Son zamanlarda bazı insanların podcastleri izlemeyi tercih ettiklerini fark ediyorum. Benim günlük yaşantımda podcastler; köpekleri gezdirmek veya bulaşıkları yıkamak gibi gündelik işler sırasında tüketmek için dinlenir. Morning Consult verilerine göre ben bunu yapan azınlık bir grubun içerisindeyim.

Araştırma firmasına göre Amerika’daki podcast dinleyicileri yalnızca ses versiyonlarını dinlemektense YouTube üzerinden podcastleri izlemeyi tercih ediyor.

Farklı bir çalışma, izlenebilen podcastlerin podcast dinlemeye yeni başlayanların daha çok ilgisini çektiğini ve YouTube’da podcastleri takip ederek tüketen kesimin herhangi bir platformda dinleyerek tüketenlere göre daha genç (18-34 yaş arası) olduğunu söylüyor. (Anketi yürüten Cumulus Media, anketi yanıtlayan 604 kişiden hiçbirinin medya, reklamcılık, pazarlama, podcast veya halkla ilişkiler gibi muhtemelen orantısız bir şekilde podcast dinleyicileri ile dolu olabilecek alanlarda çalışmadığından emin oldu.) Podcastleri izleyerek tüketen seyircilerin bazıları başka bir şeyler ile uğraştıkları sırada videoyu arka planda dinlemek için küçültürken bazıları ise yüz ifadelerini yakalamak için videoları aktif şekilde izlediğini belirtti.

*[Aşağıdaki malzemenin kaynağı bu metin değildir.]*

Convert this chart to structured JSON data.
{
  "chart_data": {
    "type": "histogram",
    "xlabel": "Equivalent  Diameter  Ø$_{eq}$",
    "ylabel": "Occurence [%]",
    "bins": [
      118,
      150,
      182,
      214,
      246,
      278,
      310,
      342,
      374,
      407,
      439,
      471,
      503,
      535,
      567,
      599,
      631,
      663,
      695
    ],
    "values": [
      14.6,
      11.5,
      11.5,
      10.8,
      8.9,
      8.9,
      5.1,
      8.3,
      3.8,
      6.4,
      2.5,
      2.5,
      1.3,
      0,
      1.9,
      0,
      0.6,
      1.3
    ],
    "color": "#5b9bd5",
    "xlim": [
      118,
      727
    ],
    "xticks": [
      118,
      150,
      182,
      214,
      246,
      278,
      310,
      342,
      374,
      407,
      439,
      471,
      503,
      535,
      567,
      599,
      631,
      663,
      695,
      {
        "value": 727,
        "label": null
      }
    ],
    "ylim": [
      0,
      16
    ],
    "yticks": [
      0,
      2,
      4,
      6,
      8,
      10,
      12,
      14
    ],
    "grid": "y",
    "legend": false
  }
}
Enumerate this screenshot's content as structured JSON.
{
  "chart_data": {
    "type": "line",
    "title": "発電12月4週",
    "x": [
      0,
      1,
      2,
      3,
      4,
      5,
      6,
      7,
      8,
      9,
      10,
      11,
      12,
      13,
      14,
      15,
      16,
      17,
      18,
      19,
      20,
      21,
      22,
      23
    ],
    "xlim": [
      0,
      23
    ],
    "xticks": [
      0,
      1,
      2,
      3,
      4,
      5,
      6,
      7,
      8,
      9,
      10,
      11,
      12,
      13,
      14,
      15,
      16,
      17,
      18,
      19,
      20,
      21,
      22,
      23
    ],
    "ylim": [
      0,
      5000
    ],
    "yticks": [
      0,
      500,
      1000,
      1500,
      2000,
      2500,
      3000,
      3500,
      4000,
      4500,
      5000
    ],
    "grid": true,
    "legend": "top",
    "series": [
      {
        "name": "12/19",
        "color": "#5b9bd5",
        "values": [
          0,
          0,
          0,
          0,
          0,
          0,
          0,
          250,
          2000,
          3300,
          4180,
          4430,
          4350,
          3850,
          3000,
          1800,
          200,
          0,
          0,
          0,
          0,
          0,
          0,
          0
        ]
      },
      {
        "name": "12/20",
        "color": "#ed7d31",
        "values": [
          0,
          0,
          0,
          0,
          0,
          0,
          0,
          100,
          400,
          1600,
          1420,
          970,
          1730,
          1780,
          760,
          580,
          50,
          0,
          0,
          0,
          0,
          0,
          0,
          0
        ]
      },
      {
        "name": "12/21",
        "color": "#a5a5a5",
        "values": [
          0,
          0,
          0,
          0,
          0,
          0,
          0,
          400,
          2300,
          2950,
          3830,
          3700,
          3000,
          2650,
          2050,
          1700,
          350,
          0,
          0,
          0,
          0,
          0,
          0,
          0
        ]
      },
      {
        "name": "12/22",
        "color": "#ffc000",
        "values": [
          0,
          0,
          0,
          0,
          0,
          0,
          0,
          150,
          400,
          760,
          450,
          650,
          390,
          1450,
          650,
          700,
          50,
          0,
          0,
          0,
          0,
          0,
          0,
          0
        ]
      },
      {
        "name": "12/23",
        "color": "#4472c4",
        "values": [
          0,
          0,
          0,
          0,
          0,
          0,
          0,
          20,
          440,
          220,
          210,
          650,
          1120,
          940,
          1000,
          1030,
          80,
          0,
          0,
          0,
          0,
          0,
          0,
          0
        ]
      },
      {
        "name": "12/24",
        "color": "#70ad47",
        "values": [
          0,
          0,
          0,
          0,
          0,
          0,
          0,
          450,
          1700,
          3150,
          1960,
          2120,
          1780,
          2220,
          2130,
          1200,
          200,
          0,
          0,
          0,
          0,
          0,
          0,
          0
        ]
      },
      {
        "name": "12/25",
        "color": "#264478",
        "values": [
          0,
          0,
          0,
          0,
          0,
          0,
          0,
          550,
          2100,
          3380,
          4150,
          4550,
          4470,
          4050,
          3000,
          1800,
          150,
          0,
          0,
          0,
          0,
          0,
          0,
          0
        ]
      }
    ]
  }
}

YouTube, diğer birçok sosyal medya platformuna göre daha hızlı biçimde içerik geliştiricilere reklam geliri sunmaya başladı. Üstelik bu video podcastler fazlasıyla güzel veya prodüksiyon açısından pahalı olmak zorunda değil. Çok sayıda podcast, sunucu ve konukları Zoom ve türevleri uygulamalar benzeri kutucuklarda gösteren, çok da net olmayan videolarla YouTube’a yüklenmiş. Diğerleri ise statik bir görüntü veya şansınız varsa basit bir ses dalgası animasyonuna sahip. 

YouTube, gazeteciliği platformlarına taşımak ile alakalı kaynaklar yayınlasa da bu kılavuzlar genellikle haber kuruluşlarındansa daha çok bireysel gazeteciler -haber üreticileri- için yazılıyor. Platform kısa bir süre önce özel bir ‘’Podcastler’’ sekmesi çıkardı ve öne çıkan podcastleri The New York Times ve NPR’den programları içerecek şekilde güncelledi. Birkaç haber kuruluşu bana, YouTube’un podcast stratejisinin onlara göre hâlâ geliştiriliyor gibi göründüğünü ve kendi içerikleri ile ilgili harekete geçmeden önce nelerin gidip nelerin kalacağını görmeyi beklediklerini söyledi. 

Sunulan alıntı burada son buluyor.